Mahi-mahi salvaje capturado a la parrilla.

Dado que el pescado se considera una carne extremadamente saludable y beneficiosa, se alienta a muchos consumidores a que lo conviertan en una parte más importante de su dieta. El aumento de la demanda de pescado ha provocado la sobrepesca en muchas poblaciones de peces silvestres. En respuesta, se han establecido granjas de peces que crían peces en áreas cerradas con redes. El pescado de piscifactoría podría verse como una respuesta sostenible a la sobrepesca, pero desafortunadamente, es posible que el pescado de piscifactoría no sea tan respetuoso con el medio ambiente como parece. Existe un debate mundial sobre el pescado de piscifactoría, lo que dificulta que los consumidores tomen decisiones que sean beneficiosas para el pescado y al mismo tiempo incluyan el pescado en sus dietas.

El salmón del Atlántico a menudo se cría en granjas.

Existen numerosos problemas con el pescado de piscifactoría que los convierte en una mala elección dietética, con la excepción de determinadas especies de pescado y marisco. Los mariscos como las ostras, por ejemplo, se han cultivado con éxito durante décadas, y el cultivo de ostras parece beneficiar al medio marino. Ciertas especies como la tilapia , el esturión y el bagre se cultivan a menudo de forma sostenible y respetuosa con el medio ambiente.

Algunos mariscos, como las ostras, se pueden cultivar con éxito.

Sin embargo, las personas deben evitar comprar la mayoría de las otras especies de peces de cultivo.

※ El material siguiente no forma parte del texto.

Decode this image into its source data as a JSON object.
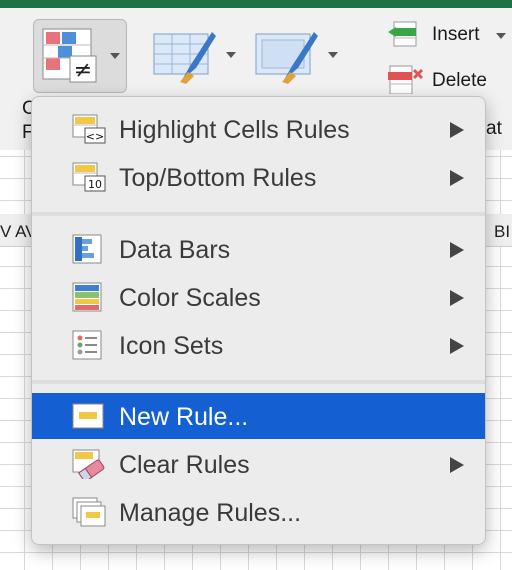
{
  "ribbon": {
    "insert_label": "Insert",
    "delete_label": "Delete",
    "format_fragment": "at",
    "cf_fragment_1": "C",
    "cf_fragment_2": "F"
  },
  "sheet": {
    "col_left_fragment": "V AV",
    "col_right_fragment": "BI"
  },
  "menu": {
    "items": [
      {
        "label": "Highlight Cells Rules",
        "icon": "highlight-cells-rules-icon",
        "submenu": true
      },
      {
        "label": "Top/Bottom Rules",
        "icon": "top-bottom-rules-icon",
        "submenu": true
      },
      {
        "label": "Data Bars",
        "icon": "data-bars-icon",
        "submenu": true
      },
      {
        "label": "Color Scales",
        "icon": "color-scales-icon",
        "submenu": true
      },
      {
        "label": "Icon Sets",
        "icon": "icon-sets-icon",
        "submenu": true
      },
      {
        "label": "New Rule...",
        "icon": "new-rule-icon",
        "submenu": false,
        "selected": true
      },
      {
        "label": "Clear Rules",
        "icon": "clear-rules-icon",
        "submenu": true
      },
      {
        "label": "Manage Rules...",
        "icon": "manage-rules-icon",
        "submenu": false
      }
    ],
    "top10_text": "10",
    "compare_text": "<>"
  },
  "colors": {
    "selection": "#1460d2",
    "excel_green": "#1e7145"
  }
}
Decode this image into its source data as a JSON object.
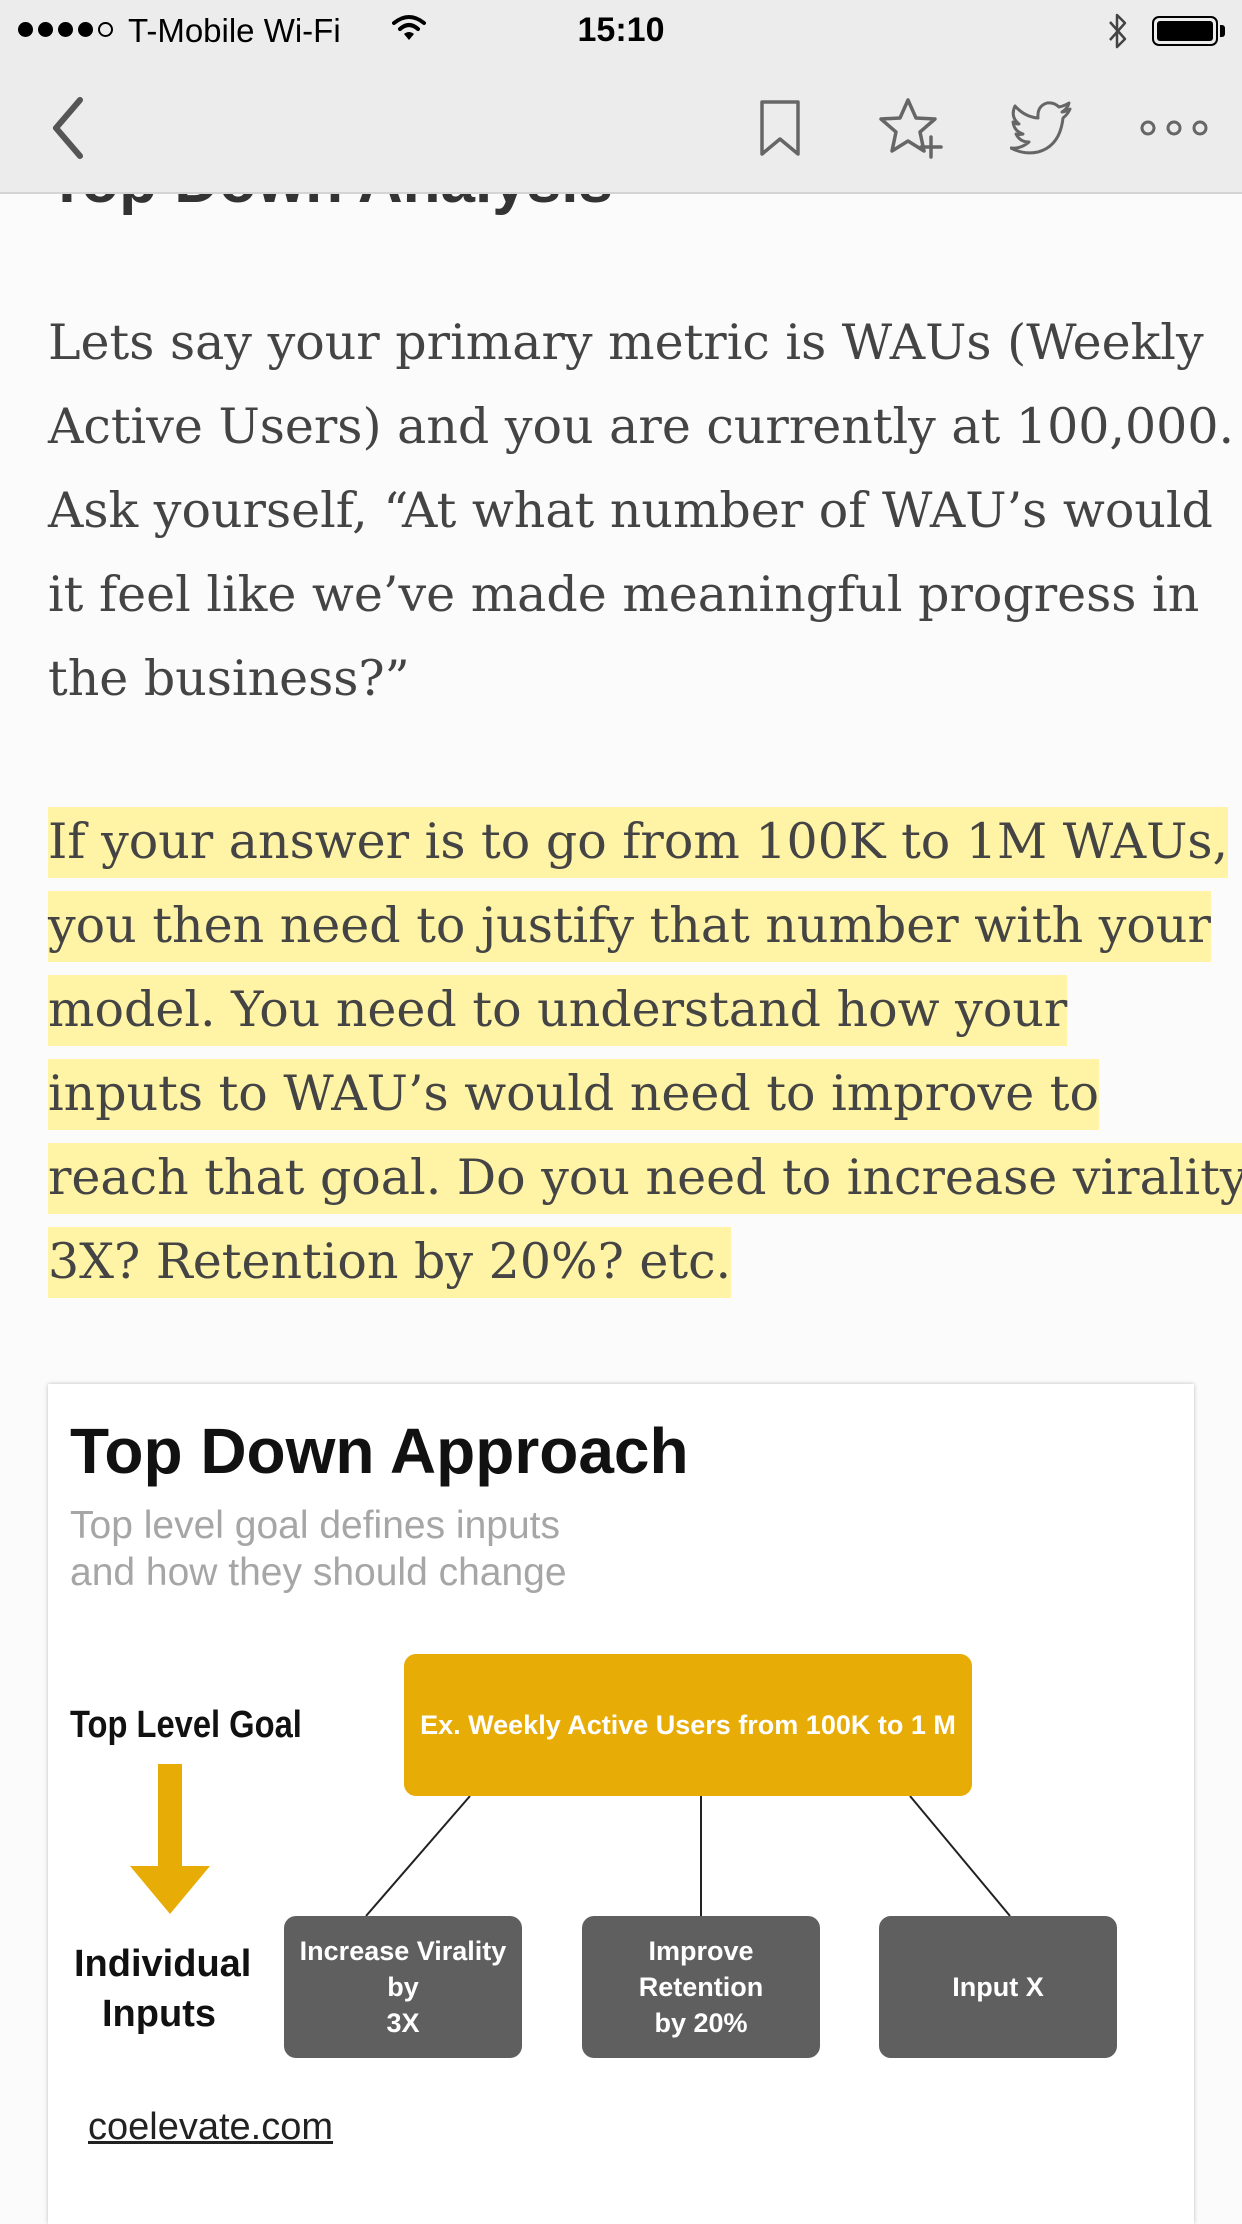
{
  "status_bar": {
    "carrier": "T-Mobile Wi-Fi",
    "time": "15:10",
    "signal_bars_filled": 4,
    "signal_bars_total": 5
  },
  "toolbar": {
    "icons": [
      "back-icon",
      "bookmark-icon",
      "star-add-icon",
      "twitter-icon",
      "more-icon"
    ]
  },
  "article": {
    "heading": "Top Down Analysis",
    "paragraph1": [
      "Lets say your primary metric is WAUs (Weekly",
      "Active Users) and you are currently at 100,000.",
      "Ask yourself, “At what number of WAU’s would",
      "it feel like we’ve made meaningful progress in",
      "the business?”"
    ],
    "paragraph2_highlighted": [
      "If your answer is to go from 100K to 1M WAUs,",
      "you then need to justify that number with your",
      "model. You need to understand how your",
      "inputs to WAU’s would need to improve to",
      "reach that goal. Do you need to increase virality",
      "3X?  Retention by 20%? etc. "
    ],
    "highlight_color": "#fff3a6"
  },
  "figure": {
    "title": "Top Down Approach",
    "subtitle_line1": "Top level goal defines inputs",
    "subtitle_line2": "and how they should change",
    "label_goal": "Top Level Goal",
    "label_inputs_line1": "Individual",
    "label_inputs_line2": "Inputs",
    "goal_box": "Ex. Weekly Active Users from 100K to 1 M",
    "inputs": [
      {
        "line1": "Increase Virality by",
        "line2": "3X"
      },
      {
        "line1": "Improve Retention",
        "line2": "by 20%"
      },
      {
        "line1": "Input X",
        "line2": ""
      }
    ],
    "link": "coelevate.com",
    "colors": {
      "goal": "#e8ac06",
      "input": "#5f5f5f"
    }
  }
}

La primera preocupación es la salud humana. Los peces de cultivo se alimentan con una dieta económica y estandarizada. Esto conduce a una variación nutricional mucho menor de la que recibirían en la naturaleza, lo que crea menos valor nutricional, por libra, que los peces silvestres. La dieta que se alimenta a los peces de piscifactoría también es rica en grasas, y la grasa concentra toxinas nocivas como los PCB.

Hoki capturado en la naturaleza.

La salud de la pesca también es una preocupación importante en el caso de los peces de piscifactoría. Muchos peces de piscifactoría se alimentan con peces de las pesquerías de América del Sur, que como resultado se están agotando rápidamente. Además, las especies no autóctonas que se cultivan pueden escapar, en detrimento de las especies autóctonas de la región. Los peces de piscifactoría también son portadores de enfermedades y parásitos, ya que se mantienen en corrales apretados. Mientras que los peces de piscifactoría están cargados de antibióticos, los peces silvestres de la región no, y pueden enfermarse y de hecho lo hacen.

Los peces de granja sobreviven con dietas estandarizadas y baratas y, por lo tanto, proporcionan menos valor nutricional que los peces silvestres.

El medio marino también se ve muy afectado por los peces de piscifactoría. La mayoría de los peces son comedores relativamente ineficientes, arrojan la mayor parte de su comida al fondo del océano y solo digieren un pequeño porcentaje de lo que comen. Cuando los peces se mantienen en un entorno fijo, esto conduce a la eutrofización, un aumento concentrado de nutrientes que finalmente conduce a una zona muerta. Los peces cultivados también crean otros tipos de contaminación, que pueden ser difíciles de eliminar, incluso después de que los peces cultivados se retiran de la región.

Los peces cultivados tienden a generar una contaminación que puede ser difícil de limpiar.

La búsqueda de los peces silvestres, como el atún blanco, aleta amarilla atún , anchoas, pescado azul, el bacalao del Pacífico, cangrejos de río , halibut , sardinas, merluza de cola, dorado, y la caballa es una gran manera de apoyar la pesca sostenible y las prácticas de pesca. Siempre se deben evitar los peces como el mero , el reloj anaranjado, la lubina chilena, los tiburones, el atún rojo, el pez espada y las especies de arrastre o dragado, ya que muchas de estas pesquerías están gravemente agotadas. La pesca de arrastre y el dragado también son muy perjudiciales para el medio marino. La langosta , el cangrejo, el lenguado y el pargo se consideran aceptables para comer, aunque las pesquerías están en riesgo y los consumidores pueden querer evitarlas.